Luis esbozó una leve sonrisa, saboreando las palabras:
—¿Tomados de la mano? ¿Qué mano agarraste?
Ya de pie, tomó el bate de béisbol con decisión.
Leandro levantó la mirada, fijando sus ojos en el hombre que tenía enfrente; todavía no podía creer que aquel fuera el esposo de Dulcinea… Dulcinea, tan delicada y frágil, contrastaba con su esposo, de naturaleza brutal.

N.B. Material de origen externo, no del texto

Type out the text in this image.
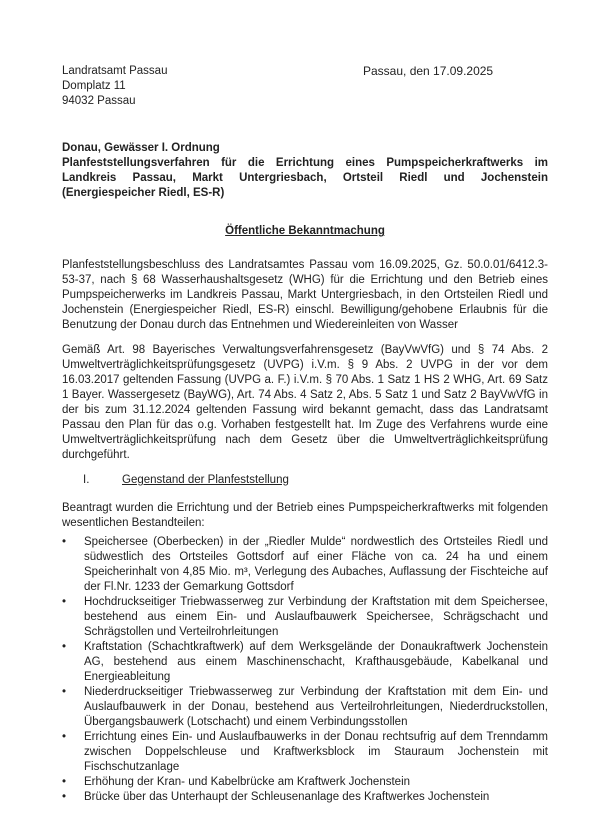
Landratsamt Passau
Domplatz 11
94032 Passau
Passau, den 17.09.2025
Donau, Gewässer I. Ordnung
Planfeststellungsverfahren für die Errichtung eines Pumpspeicherkraftwerks im Landkreis Passau, Markt Untergriesbach, Ortsteil Riedl und Jochenstein (Energiespeicher Riedl, ES-R)
Öffentliche Bekanntmachung
Planfeststellungsbeschluss des Landratsamtes Passau vom 16.09.2025, Gz. 50.0.01/6412.3-53-37, nach § 68 Wasserhaushaltsgesetz (WHG) für die Errichtung und den Betrieb eines Pumpspeicherwerks im Landkreis Passau, Markt Untergriesbach, in den Ortsteilen Riedl und Jochenstein (Energiespeicher Riedl, ES-R) einschl. Bewilligung/gehobene Erlaubnis für die Benutzung der Donau durch das Entnehmen und Wiedereinleiten von Wasser
Gemäß Art. 98 Bayerisches Verwaltungsverfahrensgesetz (BayVwVfG) und § 74 Abs. 2 Umweltverträglichkeitsprüfungsgesetz (UVPG) i.V.m. § 9 Abs. 2 UVPG in der vor dem 16.03.2017 geltenden Fassung (UVPG a. F.) i.V.m. § 70 Abs. 1 Satz 1 HS 2 WHG, Art. 69 Satz 1 Bayer. Wassergesetz (BayWG), Art. 74 Abs. 4 Satz 2, Abs. 5 Satz 1 und Satz 2 BayVwVfG in der bis zum 31.12.2024 geltenden Fassung wird bekannt gemacht, dass das Landratsamt Passau den Plan für das o.g. Vorhaben festgestellt hat. Im Zuge des Verfahrens wurde eine Umweltverträglichkeitsprüfung nach dem Gesetz über die Umweltverträglichkeitsprüfung durchgeführt.
I.	Gegenstand der Planfeststellung
Beantragt wurden die Errichtung und der Betrieb eines Pumpspeicherkraftwerks mit folgenden wesentlichen Bestandteilen:
•	Speichersee (Oberbecken) in der „Riedler Mulde“ nordwestlich des Ortsteiles Riedl und südwestlich des Ortsteiles Gottsdorf auf einer Fläche von ca. 24 ha und einem Speicherinhalt von 4,85 Mio. m³, Verlegung des Aubaches, Auflassung der Fischteiche auf der Fl.Nr. 1233 der Gemarkung Gottsdorf
•	Hochdruckseitiger Triebwasserweg zur Verbindung der Kraftstation mit dem Speichersee, bestehend aus einem Ein- und Auslaufbauwerk Speichersee, Schrägschacht und Schrägstollen und Verteilrohrleitungen
•	Kraftstation (Schachtkraftwerk) auf dem Werksgelände der Donaukraftwerk Jochenstein AG, bestehend aus einem Maschinenschacht, Krafthausgebäude, Kabelkanal und Energieableitung
•	Niederdruckseitiger Triebwasserweg zur Verbindung der Kraftstation mit dem Ein- und Auslaufbauwerk in der Donau, bestehend aus Verteilrohrleitungen, Niederdruckstollen, Übergangsbauwerk (Lotschacht) und einem Verbindungsstollen
•	Errichtung eines Ein- und Auslaufbauwerks in der Donau rechtsufrig auf dem Trenndamm zwischen Doppelschleuse und Kraftwerksblock im Stauraum Jochenstein mit Fischschutzanlage
•	Erhöhung der Kran- und Kabelbrücke am Kraftwerk Jochenstein
•	Brücke über das Unterhaupt der Schleusenanlage des Kraftwerkes Jochenstein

Leandro apretó los dientes y dijo con esfuerzo:
—¡Lo nuestro es puro! Podrás poseer su cuerpo, pero nunca conquistarás su alma. Ella siempre será libre, siempre volará sin ataduras.
Luis, con desdén, apartó unos papeles a un lado.
¿Estudiaba filosofía?
Soltó una risa cortante y, sin una palabra más, se calzó unos guantes blancos y unas gafas de protección. Entonces, sin más preguntas, bajó el bate…
Las manos de Leandro quedaron destrozadas.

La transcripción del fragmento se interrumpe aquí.